Alasan permohonan pemohon yaitu melanggar peraturan perundang-undangan pada dasarnya merupakan suatu tindak perampasan Hak asasi manusia.

Pihak pemohon menghadirkan saksi sebanyak 3 orang, salah satu dari saksi tersebut adalah pihak Kepolisian Takalar yang datang menggunakan seragam lengkapnya, dimana dalam hal itu adalah senjata bagi pihak termohon terkait masalah seragam coklat yang digunakan.

Saksi mempunyai peran terkait masalah pencurian kerbau. Syukri Akup ( saksi ahli ) dari universitas Hasanuddin Makassar, Jabir Dg. Bonto (saksi) dari DPRD Takalar dan 2. Gassing Dg. Taba (yang pakaian polisi) Polres Takalar.

Jabir menerangkan al kisah kejadian awal kerbau berada di pekarangan rumahnya dan mencurigai salah seorang yang tdak dia kenal berada dua meter dari rumahnya.

” Kenapaki pak, siapa kita cari,” ucap jabir
Tenaja pak. Anjo kerbau ku. Jawab orang tak dikenal
Oh allemi punna kerbau ta, tapi Tenaja nia masalahnya anjo toh, kerbau nu tojengji? Jabir
Iye pak, kerbau ku, Tenaja nia masalahnya pak. Tak dikenal
Allemi paeng, eh tayangi rong, mae maki ngandre rong.

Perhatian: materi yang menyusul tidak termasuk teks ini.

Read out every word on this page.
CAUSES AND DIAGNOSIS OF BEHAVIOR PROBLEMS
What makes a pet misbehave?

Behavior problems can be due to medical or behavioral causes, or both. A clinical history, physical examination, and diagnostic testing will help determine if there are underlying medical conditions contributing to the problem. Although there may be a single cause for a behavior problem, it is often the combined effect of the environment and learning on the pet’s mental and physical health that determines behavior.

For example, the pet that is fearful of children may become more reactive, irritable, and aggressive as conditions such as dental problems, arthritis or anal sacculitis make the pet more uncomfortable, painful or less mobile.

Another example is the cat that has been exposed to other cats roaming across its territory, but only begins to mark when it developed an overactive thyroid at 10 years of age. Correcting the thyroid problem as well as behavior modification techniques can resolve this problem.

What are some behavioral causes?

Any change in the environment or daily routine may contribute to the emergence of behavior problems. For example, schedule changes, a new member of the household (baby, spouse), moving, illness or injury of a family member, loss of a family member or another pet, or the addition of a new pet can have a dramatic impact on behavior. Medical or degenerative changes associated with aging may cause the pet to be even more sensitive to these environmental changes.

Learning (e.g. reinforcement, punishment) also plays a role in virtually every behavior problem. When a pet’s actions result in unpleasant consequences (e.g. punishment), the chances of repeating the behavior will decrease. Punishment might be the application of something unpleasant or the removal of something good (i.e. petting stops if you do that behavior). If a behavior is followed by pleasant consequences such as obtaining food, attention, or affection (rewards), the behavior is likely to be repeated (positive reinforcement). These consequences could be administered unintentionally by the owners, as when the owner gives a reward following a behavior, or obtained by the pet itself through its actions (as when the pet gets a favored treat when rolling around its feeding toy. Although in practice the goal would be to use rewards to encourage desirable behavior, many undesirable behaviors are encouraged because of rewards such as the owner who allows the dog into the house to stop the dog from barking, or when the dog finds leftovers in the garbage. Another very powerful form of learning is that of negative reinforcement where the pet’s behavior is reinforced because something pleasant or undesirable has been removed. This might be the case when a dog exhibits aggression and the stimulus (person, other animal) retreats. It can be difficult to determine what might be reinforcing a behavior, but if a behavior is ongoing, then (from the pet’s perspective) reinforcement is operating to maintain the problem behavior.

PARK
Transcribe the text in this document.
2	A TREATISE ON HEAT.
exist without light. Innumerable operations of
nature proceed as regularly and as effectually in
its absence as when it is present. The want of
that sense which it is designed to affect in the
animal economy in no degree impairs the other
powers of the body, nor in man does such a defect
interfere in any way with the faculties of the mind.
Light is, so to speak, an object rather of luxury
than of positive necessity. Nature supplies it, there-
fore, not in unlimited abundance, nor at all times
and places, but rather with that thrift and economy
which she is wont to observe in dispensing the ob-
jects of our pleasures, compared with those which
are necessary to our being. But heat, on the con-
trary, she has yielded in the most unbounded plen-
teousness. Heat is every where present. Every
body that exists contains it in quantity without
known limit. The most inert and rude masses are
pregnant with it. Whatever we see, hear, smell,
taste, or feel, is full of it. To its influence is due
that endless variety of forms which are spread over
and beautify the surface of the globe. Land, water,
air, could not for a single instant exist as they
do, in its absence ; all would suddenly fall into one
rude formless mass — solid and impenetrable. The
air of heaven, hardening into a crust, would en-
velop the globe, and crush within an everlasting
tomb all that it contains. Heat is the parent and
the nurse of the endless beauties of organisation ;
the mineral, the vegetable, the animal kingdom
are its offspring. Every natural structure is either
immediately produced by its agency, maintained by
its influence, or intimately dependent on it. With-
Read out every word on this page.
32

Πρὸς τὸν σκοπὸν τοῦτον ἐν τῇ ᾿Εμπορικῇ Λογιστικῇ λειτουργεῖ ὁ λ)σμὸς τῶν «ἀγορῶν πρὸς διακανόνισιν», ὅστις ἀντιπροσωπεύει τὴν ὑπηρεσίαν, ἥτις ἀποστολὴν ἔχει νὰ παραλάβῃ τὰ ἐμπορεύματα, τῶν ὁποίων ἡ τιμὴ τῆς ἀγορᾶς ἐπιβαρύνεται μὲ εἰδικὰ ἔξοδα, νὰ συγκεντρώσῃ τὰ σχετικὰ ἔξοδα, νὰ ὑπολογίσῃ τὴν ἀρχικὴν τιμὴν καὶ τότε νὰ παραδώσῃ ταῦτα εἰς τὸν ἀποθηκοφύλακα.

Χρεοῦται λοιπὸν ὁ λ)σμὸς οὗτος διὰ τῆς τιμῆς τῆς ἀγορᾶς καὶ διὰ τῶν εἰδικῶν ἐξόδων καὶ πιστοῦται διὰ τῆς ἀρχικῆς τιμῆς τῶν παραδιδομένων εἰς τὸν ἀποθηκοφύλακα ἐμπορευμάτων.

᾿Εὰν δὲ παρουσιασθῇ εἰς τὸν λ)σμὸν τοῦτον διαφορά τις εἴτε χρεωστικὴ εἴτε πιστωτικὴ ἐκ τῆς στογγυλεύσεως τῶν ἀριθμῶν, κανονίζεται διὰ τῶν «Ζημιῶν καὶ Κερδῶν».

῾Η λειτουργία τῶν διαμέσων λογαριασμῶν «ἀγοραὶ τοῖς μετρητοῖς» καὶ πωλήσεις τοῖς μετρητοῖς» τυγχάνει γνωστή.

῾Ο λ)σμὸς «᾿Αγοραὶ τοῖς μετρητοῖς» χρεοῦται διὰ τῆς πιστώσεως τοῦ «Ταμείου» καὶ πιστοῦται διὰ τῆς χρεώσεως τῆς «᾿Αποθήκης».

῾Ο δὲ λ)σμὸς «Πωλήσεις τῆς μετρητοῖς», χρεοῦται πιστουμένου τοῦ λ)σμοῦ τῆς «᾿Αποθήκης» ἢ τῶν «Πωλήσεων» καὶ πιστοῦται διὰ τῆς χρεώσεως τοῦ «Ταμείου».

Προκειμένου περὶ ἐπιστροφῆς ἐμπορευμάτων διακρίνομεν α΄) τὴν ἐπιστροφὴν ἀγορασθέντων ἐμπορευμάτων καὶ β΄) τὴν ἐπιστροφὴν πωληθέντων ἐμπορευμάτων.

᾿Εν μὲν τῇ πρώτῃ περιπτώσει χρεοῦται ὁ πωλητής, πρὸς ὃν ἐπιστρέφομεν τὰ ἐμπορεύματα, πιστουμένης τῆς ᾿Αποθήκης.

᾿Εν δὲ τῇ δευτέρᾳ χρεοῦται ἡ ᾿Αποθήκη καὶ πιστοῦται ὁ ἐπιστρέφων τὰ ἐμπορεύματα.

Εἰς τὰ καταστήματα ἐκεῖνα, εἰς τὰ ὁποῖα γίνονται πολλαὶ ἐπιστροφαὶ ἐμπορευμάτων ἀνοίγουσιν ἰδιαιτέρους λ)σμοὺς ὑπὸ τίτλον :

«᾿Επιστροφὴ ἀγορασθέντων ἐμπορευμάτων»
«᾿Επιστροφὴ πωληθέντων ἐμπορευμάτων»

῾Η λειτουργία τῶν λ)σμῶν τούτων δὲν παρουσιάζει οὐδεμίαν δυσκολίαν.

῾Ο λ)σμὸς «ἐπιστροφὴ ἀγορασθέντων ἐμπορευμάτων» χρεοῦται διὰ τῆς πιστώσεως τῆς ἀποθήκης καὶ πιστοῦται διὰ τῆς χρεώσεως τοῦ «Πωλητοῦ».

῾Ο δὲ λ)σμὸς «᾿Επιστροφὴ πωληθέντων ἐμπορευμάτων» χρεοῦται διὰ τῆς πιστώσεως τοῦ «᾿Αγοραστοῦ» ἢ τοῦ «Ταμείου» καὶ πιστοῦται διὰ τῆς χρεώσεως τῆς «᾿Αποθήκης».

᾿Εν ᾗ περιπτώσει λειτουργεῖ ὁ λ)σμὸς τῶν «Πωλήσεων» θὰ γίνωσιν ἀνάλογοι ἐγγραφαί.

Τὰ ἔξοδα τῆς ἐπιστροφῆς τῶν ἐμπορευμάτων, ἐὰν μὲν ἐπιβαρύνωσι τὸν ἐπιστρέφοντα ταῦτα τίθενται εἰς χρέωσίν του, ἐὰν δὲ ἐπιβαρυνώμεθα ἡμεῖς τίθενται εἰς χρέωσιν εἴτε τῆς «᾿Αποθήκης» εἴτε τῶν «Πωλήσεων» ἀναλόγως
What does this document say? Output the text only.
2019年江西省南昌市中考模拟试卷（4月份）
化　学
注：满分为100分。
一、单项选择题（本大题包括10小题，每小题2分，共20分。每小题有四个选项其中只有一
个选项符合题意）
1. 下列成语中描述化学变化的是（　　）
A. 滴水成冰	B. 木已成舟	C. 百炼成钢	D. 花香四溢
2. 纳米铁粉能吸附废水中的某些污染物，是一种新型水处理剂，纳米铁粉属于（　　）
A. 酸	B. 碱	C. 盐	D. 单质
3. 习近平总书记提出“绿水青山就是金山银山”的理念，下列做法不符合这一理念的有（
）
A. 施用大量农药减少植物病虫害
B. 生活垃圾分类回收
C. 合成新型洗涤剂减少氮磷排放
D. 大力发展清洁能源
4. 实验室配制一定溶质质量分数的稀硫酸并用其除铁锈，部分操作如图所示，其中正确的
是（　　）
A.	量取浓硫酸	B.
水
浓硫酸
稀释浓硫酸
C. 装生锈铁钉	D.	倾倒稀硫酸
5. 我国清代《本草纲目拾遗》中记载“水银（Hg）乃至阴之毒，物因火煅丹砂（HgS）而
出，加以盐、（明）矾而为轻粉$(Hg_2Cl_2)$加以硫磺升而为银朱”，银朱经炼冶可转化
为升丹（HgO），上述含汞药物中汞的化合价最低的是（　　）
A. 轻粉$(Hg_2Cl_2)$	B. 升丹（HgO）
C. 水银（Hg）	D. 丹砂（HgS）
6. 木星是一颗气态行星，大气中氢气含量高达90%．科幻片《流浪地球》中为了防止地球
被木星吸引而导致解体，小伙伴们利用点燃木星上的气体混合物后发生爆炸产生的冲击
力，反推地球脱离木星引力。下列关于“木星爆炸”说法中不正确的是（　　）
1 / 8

Saksi kedua DG. Taba menerangkan tentang perintah dari dirinya yang menyuruh membawa kerbau tersebut ke Polsek Polong Bangkeng utara guna tindak pengamanan, apabila ada yang mencari

Syukri selaku saksi ahli dalam praperadilan ini, dia pun dibabat dengan beberapa pertanyaan mulai dari tingkat pengacara pemohon dan termohon hingga hakim, semua pun dapat dia jawab dengan sikap yang santai penuh dengan gagasan ideologi Hukum.

Hardianto menanyakan kepada saksi ahli, apakah laporan kepolisian bisa di anggap sebagai acuan penunjukan terdakwa.

Syukri pun tegas menjawab pertanyaan itu, laporan kepolisian itu berguna untuk menyelidiki, bukan sebagai acuan penunjukan terdakwa.

Dalam hal ini Azis pun mengutarakan, pertanyaannya, apakah bisa dijadikan terdakwa apa bila DG. Lau meminta tolong kepada Dg. Serang dan Dg.sewang guna menemani dirinya membuktikan kerbau itu miliknya apa bukan.

Terdakwa itu bisa bisa dikatakan sebagai terdakwa ketika kita mempunyai cukup bukti seperti yang di terangkan dalam UU minimal mempunyai Dua bukti dan saksi.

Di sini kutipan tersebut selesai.